Double-hop authentication: Why NTLM fails and Kerberos works

A common scenario in SharePoint is the need to retrieve data from back-end data sources – external databases, Web services, reports via SQL Server Reporting Services (SSRS), and data cubes via Analysis Services are some common examples. Often these data sources need to be accessed as the original user so that proper authorization rules can be applied. That is, the identity of the user accessing the SharePoint site is the identity that should be used to access the next hop – the back-end data sources. This leads us to a need for a mechanism to delegate the rights to authenticate as a given client’s identity (“delegation of authentication”). This need has become a common pain point for SharePoint users (and other IIS users) because NTLM, the default authentication method for IIS and SharePoint, can’t support delegation of authentication.

Let’s step back a moment and look at the various ways a process can relate to the user calling it. These levels are used across Windows (see for example the System.Security.Principal namespace). They are:

  • Anonymous – The process has no awareness of who’s calling it.
  • Identification – The process knows who’s calling it, but can nevertheless only act as its own identity. So the process would know the user’s name, but not be able to act as the user.
  • Impersonation – The process can take on the user’s identity and access resources using that user’s authorization. Note that once the needed resources are off the process’s own machine, the process will need to prove to the next machine that it is the original client, and the process on the next machine will again need to be able to impersonate the original user. Effectively, this means that impersonation is only relevant on the local machine of the process. To authenticate as the user to another process requires the next level -
  • Delegation – The process can identify as the user to network resources, allowing external processes to impersonate (or perhaps even further delegate) the original user.

Why NTLM fails

Unfortunately, when a client authenticates using NTLM, the front-end server cannot authenticate as the client to another (next-hop) server. This is because of how NTLM authentication works: the server sends the client a challenge, which the client combines with its password hash, computing another hash based on this combination and sending it back to the server. The only way to verify that the client’s returned value is correct and thereby authenticate it is by performing the same calculation on the server side, which requires access to the client’s real password (well, a hash of it, but for our purposes it’s the same thing). For security purposes the domain controller doesn’t hand out this password, which means the service server has to pass along the client’s authentication hash to the DC for verification. The DC then lets the front-end server know that all is okay with the client’s authentication.

(N.B. : Note the need for a round trip to the DC for authentication when using NTLM, something Kerberos doesn’t require.)

Note the bold print above. NTLM depends directly on the base password of the client for each authentication, and we can’t (or at least won’t) just pass that around to servers for their own use. This is why NTLM can’t be used to give a process the power of delegation of user identity – the process cannot authenticate to the next hop without the user’s original password, something which it can’t get. As a result, the process can only authenticate to the next tier as itself or NULL (anonymous).

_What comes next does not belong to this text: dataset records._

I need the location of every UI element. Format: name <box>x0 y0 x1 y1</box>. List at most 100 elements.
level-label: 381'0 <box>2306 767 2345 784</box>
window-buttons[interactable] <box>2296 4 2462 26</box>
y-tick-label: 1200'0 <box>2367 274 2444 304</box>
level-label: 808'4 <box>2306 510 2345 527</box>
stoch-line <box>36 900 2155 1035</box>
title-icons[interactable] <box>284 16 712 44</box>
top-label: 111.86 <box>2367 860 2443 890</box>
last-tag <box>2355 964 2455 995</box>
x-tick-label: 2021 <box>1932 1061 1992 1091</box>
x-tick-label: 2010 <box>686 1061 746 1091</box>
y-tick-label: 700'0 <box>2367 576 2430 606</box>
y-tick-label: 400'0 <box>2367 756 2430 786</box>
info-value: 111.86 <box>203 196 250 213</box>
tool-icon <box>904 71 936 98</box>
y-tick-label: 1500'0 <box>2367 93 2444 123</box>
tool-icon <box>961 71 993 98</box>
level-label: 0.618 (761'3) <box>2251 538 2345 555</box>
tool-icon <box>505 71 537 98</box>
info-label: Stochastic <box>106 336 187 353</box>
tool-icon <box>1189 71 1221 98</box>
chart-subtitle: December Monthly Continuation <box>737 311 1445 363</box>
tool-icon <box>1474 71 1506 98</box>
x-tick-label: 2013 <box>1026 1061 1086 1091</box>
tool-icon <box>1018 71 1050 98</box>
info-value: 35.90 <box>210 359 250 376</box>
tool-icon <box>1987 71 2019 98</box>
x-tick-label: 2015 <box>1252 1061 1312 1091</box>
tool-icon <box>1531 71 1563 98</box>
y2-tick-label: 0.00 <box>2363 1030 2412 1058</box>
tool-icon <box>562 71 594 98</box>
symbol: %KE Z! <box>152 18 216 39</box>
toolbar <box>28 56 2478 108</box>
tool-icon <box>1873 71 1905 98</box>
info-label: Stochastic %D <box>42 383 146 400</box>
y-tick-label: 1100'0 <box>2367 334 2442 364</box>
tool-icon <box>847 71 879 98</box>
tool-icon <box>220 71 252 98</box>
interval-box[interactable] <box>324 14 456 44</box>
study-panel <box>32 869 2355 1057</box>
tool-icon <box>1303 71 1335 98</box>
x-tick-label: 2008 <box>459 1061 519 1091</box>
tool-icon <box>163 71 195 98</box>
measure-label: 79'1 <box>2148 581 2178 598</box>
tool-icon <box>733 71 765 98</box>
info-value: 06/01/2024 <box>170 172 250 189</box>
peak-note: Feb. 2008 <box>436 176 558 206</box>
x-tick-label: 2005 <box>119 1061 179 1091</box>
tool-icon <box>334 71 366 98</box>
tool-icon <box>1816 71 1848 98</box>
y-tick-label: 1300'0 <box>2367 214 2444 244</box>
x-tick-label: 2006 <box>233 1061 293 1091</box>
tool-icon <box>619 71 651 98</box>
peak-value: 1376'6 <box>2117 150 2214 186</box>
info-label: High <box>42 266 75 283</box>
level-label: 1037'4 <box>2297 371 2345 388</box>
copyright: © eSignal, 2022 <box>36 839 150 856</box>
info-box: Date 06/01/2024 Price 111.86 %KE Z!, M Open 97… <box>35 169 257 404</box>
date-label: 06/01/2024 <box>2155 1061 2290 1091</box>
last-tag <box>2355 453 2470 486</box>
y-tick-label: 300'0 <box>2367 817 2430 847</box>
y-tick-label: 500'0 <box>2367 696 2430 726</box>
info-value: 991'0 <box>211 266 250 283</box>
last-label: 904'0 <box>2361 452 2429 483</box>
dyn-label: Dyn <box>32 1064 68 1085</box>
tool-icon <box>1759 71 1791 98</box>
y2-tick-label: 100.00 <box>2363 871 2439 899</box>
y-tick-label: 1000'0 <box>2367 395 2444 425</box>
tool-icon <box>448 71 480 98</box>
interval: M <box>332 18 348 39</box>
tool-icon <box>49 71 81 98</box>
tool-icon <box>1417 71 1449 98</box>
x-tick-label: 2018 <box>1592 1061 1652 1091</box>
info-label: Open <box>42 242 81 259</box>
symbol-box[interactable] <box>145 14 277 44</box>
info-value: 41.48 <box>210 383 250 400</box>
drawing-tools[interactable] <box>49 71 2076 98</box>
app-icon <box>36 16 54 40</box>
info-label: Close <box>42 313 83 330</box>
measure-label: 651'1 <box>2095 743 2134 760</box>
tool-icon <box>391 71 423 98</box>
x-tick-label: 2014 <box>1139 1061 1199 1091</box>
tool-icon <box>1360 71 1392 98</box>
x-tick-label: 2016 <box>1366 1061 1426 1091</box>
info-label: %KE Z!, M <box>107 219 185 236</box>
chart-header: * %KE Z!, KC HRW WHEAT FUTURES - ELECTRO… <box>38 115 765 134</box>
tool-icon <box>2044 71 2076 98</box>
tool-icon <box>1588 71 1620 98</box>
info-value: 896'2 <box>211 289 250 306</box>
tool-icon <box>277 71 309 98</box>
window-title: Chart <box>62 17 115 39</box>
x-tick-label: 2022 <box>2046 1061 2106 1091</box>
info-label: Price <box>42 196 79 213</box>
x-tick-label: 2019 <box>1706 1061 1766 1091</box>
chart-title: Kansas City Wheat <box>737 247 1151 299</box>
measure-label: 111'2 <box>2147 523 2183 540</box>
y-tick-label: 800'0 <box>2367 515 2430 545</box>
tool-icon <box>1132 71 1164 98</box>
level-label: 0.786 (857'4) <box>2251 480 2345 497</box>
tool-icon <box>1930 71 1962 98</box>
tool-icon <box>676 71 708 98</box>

There are a couple ways to improve this situation and give the server process a way to authenticate to the next hop as the original user. One way would be to give the process the actual username and password it needs – this is the approach of the Single Sign-On service (a topic for another day perhaps). Another common approach is using Kerberos instead of NTLM for Windows authentication.

Why (and how) Kerberos succeeds

What does Kerberos offer over NTLM? Well, most importantly for our discussion, it doesn’t depend on the original user password for authentication. The only time the original password is necessary is when the user first logs on to the Kerberos realm (AD domain) and authenticates to the Authentication Server (a role played by the Domain Controller). After that point, authentication to other services is based on the user possessing session-specific keys which it would only know if it originally authenticated properly to the Authentication Server. There’s not enough space to go into the specifics of Kerberos here, but if you understand how Kerberos works, this should be clicking.

To boil it down, when a client authenticates to a front-end server using Kerberos, the server doesn’t need to contact a DC for verification. The fact that the client knows the session-specific key for this service proves that it must already have proven its identity with the DC, and that’s all the server needs to know. (N.B. : No DC round trip necessary!)

So why does this make authentication for delegation easier? Well, for the server process to authenticate to the next-hop server process, it no longer needs access to the client’s real password! All it needs is the session-specific key for the session with the next server, something we can feel a little more comfortable passing along. The original client forwards this key, along with a ticket for the back-end service, to the front-end server, which can then use it for the next-hop authentication, the service now presenting itself to the next-hop service as the original client.

(Technical clarification: The client typically forwards its TGT and TGS session key to the service and the service acts as the client to further request a session ticket and key from the KDC for the next hop. This is called a forwardable TGT, and is what is used in SharePoint when delegation is enabled. The scenario described in the previous paragraph is that of a proxiable session ticket. The concepts relevant to our discussion, however – mainly the fact that passwords aren’t used – are the same, and, for those of you who might be grumbling at my jumbling of these two concepts, technically a forwardable TGT is a special case of a proxiable session ticket for the TGS.)

So to sum up, the basic nature of NTLM – using the base password directly – prevents a straightforward way to delegate authentication rights to services. Because Kerberos doesn’t require the base password for authentication, there is less vulnerability in temporarily delegating the ability to authenticate to services acting on the user’s behalf. And that is why Kerberos works for delegation and NTLM does not.